An Interview with Leo Marzen at Bridgewater Advisors
Our CEO, David Snider, sat down with Leo Marzen, co-founder of Bridgewater Advisors, to learn more about his business and his advice to clients. Bridgewater Advisors is a New York based financial advisory firm on the Harness Wealth platform.
Welcome, Leo. It’s great to sit down with you. Let’s start at the beginning, why did you start Bridgewater?
I started the firm because it just made sense to create a firm where your compensation was not tied to the type of advice that you offered. Back in 1992, that was relatively unique, so we had a first mover advantage. Fortunately, myself and my partner, Milton Stern, both saw the benefits of this type of an approach. We independently started our practices. Then about a year later, our paths crossed and that’s really when Bridgewater took hold.
Fast-forward to today, what differentiates Bridgewater from other advisors?
Today the whole notion of independent fee-only advice isn’t new. What differentiates us is our 27 years of history as well as the deep relationship we have with all of our clients. Our first client is still with the firm. Our clients really feel connected to the firm because everything we do is on a team basis. Clients don’t just have one point of contact, at a minimum, they have three.
When your strategy and principles are clear, decisions are easier. It allows us to rise above the fray and stay focused on the ultimate goal.

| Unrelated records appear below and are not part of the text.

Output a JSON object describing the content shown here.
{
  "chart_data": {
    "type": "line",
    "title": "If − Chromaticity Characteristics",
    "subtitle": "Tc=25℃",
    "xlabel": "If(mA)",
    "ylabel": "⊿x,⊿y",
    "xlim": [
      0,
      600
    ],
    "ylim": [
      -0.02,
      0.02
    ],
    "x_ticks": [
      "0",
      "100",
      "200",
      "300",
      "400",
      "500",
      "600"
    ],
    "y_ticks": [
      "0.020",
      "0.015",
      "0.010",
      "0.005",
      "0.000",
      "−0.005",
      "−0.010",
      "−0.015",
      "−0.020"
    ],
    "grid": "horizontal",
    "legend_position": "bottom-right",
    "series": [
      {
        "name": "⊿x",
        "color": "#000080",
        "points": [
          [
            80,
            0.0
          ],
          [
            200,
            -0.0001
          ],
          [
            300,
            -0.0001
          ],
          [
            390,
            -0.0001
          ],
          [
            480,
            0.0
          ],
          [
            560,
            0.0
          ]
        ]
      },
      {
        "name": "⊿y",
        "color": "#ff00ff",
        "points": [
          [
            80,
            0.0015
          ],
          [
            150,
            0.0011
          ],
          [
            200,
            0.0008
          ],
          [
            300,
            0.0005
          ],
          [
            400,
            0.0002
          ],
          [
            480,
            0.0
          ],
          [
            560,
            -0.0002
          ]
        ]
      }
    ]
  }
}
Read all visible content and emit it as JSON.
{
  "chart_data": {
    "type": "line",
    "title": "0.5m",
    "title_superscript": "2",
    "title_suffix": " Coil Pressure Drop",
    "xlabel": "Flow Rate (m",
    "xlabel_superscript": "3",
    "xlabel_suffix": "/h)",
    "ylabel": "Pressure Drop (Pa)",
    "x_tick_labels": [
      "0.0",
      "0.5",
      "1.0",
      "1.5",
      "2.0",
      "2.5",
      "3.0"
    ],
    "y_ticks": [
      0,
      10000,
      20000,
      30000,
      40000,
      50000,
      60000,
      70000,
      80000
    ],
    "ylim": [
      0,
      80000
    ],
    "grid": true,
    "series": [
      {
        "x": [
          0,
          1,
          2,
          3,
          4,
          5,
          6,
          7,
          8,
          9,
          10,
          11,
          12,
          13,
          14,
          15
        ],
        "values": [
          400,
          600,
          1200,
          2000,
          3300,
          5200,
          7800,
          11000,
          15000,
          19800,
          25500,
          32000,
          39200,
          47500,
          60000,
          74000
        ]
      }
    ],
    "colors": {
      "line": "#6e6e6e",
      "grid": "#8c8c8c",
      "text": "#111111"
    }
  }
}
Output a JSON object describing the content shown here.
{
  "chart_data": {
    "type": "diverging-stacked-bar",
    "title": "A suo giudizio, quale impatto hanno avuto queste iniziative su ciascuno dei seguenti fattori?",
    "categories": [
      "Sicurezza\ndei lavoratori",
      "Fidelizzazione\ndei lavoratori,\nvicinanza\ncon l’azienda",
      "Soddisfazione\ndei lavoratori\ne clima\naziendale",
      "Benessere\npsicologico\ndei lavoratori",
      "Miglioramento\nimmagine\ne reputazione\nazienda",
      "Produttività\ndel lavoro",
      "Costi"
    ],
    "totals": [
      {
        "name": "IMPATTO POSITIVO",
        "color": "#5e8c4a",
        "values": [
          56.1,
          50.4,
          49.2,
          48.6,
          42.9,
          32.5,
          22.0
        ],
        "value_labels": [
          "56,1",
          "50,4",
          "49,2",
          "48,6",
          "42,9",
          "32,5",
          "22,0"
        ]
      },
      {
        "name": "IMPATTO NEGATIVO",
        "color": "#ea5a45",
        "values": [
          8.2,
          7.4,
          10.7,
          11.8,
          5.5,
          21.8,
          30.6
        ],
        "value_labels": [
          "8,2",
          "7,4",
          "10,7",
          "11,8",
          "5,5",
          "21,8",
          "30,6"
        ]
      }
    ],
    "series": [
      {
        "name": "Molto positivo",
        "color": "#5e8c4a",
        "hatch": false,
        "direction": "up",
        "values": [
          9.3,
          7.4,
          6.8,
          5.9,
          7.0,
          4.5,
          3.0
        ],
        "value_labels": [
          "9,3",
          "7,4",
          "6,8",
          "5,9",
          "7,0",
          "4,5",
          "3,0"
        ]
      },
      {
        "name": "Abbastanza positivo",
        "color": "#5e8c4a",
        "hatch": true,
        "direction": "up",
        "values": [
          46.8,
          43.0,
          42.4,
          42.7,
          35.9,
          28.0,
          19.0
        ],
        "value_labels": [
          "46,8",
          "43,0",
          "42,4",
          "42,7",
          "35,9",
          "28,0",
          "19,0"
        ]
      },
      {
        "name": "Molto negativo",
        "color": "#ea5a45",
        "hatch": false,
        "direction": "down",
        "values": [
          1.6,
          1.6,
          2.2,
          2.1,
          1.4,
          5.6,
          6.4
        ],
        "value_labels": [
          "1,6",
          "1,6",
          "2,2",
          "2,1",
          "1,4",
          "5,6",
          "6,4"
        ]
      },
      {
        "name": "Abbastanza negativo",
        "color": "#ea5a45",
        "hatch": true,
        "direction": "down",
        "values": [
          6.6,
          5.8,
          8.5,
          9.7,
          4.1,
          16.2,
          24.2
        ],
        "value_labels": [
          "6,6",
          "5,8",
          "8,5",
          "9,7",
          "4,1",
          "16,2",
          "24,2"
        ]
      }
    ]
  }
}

The other aspect is we are true wealth managers. While most clients seek us out primarily for our investment management, there’s a whole host of other planning issues that we can help our clients address – whether it be taxes, estate planning, philanthropy, working with other family members, and/or retirement. Everybody who works with us at Bridgewater has the opportunity to avail themselves of all the resources we have in all of those areas and much more.
What were your biggest learnings from the 2008 recession or previous ones?
My big takeaway is the importance of having a clear financial strategy. When your strategy and principles are clear, decisions are easier. It allows us to rise above the fray and stay focused on the ultimate goal which is often to provide our clients with a reliable source of income that allows them to lead their life as they want. The other thing I’ve learned is the markets are always very humbling and this recent period is certainly no exception.
We can’t control what the markets do but we can control how we invest in them.
What are you hearing from your clients during times like these?
For our long-term clients, they know what we are going to say, so those that call us are really just looking for some positive reinforcement. It’s more often the newer clients that call and ask whether we should be making any changes to portfolios and whether they should be concerned about what’s going on in the markets? We always go back to the asset allocation because that is the prime determinant of how well you do. Generally, our answer to clients is “no.” The worst time to make changes is during periods of volatility, stress, market hysteria. The one activity we did ramp-up later in the year was thoughtful tax-loss harvesting. For us, tax management is something that happens throughout the year, but when you are dealt a weaker market, we try to minimize clients’ taxes through a very aggressive tax loss harvesting program.
What is the best piece of advice you share with your clients when discussing their financial future?
Stay focused on the long-term and don’t be distracted by short term market fluctuations or the media. Focus on what you can control. We can’t control what the markets do but we can control how we invest in them. Stay focused on asset allocations, watch your fees and expenses which can often be a silent killer of a portfolio, and always focus on after-tax returns. The last piece of advice is the road to financial independence is paved by saving regularly and living within your means.